Data and time series construction: The authors build a time series for each (hash)tag: a sequence of timestamps {t1, t2, …} when the tag appears. Datasets include: Twitter (2,353,192,777 tweets; 10% random sample; Oct 1–Nov 30, 2019 via OSOME Decahose), Telegram (317,224,715 messages), Parler (183,062,974 posts), Weibo (226,841,249 posts), StackOverflow (46,947,635 questions/answers), Delicious (7,034,524 user actions). Timestamps are to-the-second, except StackOverflow (millisecond). Pre-processing ensures roughly constant event rates over the observation window. The corpus contains 206,972,692 time series with 905,377,009 total events.

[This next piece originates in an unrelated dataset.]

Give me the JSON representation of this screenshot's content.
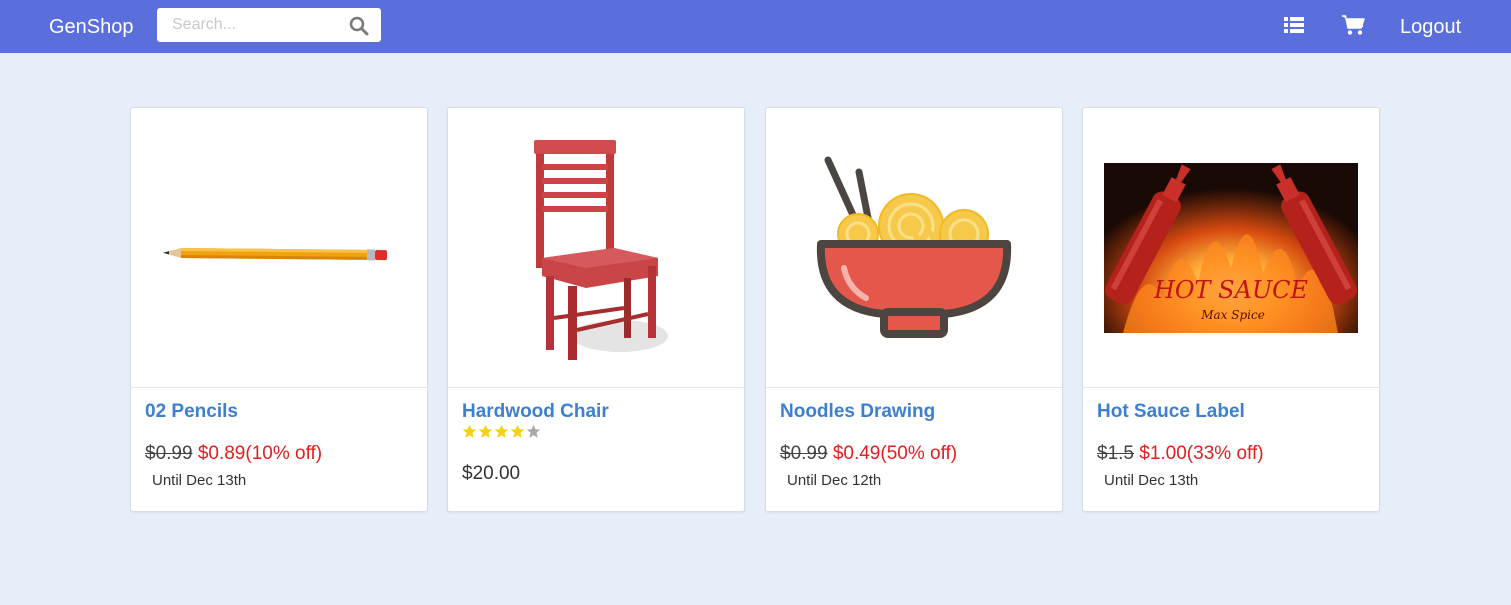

Avalanche definition and temporal resolution selection: An avalanche is the maximal sequence of contiguous events where inter-event times are less than Δ. For an avalanche starting at ta with size S, duration T = t_{a+S−1} − ta. The optimal resolution Δ is chosen via a one-dimensional percolation mapping: for each time series, compute the size SL of its largest avalanche at a given Δ; across all series, define percolation strength Pc = ⟨SL⟩ and susceptibility χ = ⟨S_L^2⟩ − ⟨S_L⟩^2. The optimal Δ maximizes χ(Δ). Time series with a single event are excluded from Pc and χ computations. Values of Δ vary by platform (e.g., ~1500 s for Twitter, ~30,000 s for Telegram). Avalanche statistics exclude the largest avalanche per time series (as in percolation theory, the largest cluster follows different statistics).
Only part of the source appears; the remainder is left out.